Bruce D. Dickson

Personal information
- Nationality: Australian
- Born: 17 October 1932
- Died: 13 December 2006 (aged 74)

Sport
- Sport: Rowing

= Bruce Dickson (rower) =

Australian rower

Bruce Dickson (17 October 1932 - 13 December 2006) was an Australian rower. He most notably competed in the 1956 Summer Olympics.

== Early life ==
Dickson was born on 17 October 1932. He was educated at the Sydney Church of England Grammar School with his brother.

== Career ==

=== Pre-Olympics ===
Locally, Dickson was a part of the Albert Park Rowing Club, and in 1955, he played in the Interstate Men’s Coxed Pair Championship stroke.
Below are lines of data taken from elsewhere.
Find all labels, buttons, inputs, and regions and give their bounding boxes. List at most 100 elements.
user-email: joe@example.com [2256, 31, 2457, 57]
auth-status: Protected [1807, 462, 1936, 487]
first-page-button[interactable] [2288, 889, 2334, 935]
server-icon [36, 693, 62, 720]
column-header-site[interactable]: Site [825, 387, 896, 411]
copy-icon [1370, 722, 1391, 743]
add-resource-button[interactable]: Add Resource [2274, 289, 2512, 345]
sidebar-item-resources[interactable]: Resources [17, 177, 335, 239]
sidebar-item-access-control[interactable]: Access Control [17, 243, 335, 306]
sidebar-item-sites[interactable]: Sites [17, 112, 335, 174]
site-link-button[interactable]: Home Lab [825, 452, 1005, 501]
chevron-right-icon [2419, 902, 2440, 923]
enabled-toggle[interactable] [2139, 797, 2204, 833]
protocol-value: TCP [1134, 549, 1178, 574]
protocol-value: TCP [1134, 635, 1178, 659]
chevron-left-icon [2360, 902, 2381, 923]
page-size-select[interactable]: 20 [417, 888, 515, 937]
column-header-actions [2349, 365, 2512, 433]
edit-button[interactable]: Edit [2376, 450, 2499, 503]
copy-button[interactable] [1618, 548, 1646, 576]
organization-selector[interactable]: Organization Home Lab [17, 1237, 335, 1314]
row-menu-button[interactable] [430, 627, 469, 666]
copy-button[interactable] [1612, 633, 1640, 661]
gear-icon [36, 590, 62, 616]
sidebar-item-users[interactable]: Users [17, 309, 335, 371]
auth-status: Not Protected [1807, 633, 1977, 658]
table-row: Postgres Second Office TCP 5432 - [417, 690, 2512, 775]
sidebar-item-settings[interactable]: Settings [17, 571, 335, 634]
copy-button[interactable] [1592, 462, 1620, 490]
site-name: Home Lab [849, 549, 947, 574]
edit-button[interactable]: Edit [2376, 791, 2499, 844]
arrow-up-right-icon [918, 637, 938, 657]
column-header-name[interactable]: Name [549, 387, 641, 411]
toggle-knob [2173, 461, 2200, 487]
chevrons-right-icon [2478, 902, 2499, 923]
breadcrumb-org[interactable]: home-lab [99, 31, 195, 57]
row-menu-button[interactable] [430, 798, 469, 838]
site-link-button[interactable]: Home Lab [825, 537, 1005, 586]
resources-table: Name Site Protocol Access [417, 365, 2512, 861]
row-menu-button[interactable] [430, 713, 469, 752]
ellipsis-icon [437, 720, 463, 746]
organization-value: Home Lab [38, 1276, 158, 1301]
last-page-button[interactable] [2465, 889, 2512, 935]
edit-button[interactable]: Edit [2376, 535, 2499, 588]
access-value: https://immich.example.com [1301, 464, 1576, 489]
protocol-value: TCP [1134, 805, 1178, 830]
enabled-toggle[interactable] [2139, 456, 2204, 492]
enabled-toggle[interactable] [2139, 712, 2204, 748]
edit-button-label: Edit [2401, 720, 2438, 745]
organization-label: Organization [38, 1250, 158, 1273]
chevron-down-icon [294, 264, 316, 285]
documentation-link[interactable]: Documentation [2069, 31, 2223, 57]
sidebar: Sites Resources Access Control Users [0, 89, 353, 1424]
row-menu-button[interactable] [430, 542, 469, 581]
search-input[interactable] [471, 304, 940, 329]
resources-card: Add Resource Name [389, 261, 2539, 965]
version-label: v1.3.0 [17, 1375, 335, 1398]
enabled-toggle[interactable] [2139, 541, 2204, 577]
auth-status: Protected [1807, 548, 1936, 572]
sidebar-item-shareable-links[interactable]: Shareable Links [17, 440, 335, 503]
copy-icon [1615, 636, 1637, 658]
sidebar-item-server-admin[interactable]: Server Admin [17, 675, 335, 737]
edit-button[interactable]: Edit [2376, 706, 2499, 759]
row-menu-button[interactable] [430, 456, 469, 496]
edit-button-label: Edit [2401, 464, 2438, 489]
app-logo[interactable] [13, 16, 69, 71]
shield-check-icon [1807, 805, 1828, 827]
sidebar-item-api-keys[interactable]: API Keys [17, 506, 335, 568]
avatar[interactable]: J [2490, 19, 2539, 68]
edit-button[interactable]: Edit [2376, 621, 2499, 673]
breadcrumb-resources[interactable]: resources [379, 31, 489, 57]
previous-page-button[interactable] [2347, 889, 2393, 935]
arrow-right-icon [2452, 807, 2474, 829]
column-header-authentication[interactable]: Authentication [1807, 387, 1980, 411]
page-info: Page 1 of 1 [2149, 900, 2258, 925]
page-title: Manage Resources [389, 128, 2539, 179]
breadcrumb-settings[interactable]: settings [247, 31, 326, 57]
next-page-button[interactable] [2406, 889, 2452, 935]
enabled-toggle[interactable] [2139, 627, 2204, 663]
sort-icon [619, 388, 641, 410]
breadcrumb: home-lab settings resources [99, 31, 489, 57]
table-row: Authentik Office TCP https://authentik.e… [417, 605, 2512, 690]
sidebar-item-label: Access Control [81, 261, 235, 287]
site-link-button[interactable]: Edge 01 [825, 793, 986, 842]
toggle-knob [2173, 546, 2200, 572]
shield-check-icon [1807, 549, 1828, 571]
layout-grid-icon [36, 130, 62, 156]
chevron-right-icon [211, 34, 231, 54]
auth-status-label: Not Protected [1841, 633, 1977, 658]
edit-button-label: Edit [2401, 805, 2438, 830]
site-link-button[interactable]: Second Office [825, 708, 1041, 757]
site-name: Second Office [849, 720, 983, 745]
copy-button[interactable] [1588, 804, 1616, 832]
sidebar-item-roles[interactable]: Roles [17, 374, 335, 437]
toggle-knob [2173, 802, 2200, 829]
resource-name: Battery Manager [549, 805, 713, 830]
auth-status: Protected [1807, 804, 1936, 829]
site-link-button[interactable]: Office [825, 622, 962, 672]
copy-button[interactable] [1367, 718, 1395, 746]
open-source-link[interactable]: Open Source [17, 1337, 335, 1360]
In this competition, he came first.

=== Olympics ===
Dickson spent 7 years training with his training partner Robert Duncan at the Albert Park Rowing Club, overseen by Duncan's father, Harry. When they qualified, they played for Australia in the 1956 Summer Olympics in the Male Coaxed Pairs category, playing the Soviet Union and Chile in the quarterfinal. His team was defeated in the semi-final by the USA and West Germany.

=== Post-Olympics ===
Dickson played in the 1964 Australian National Rowing Championships in both the coxless and coxed. He played for Leichhardt, with 4 people in the boat, in the second position, and placed second both times.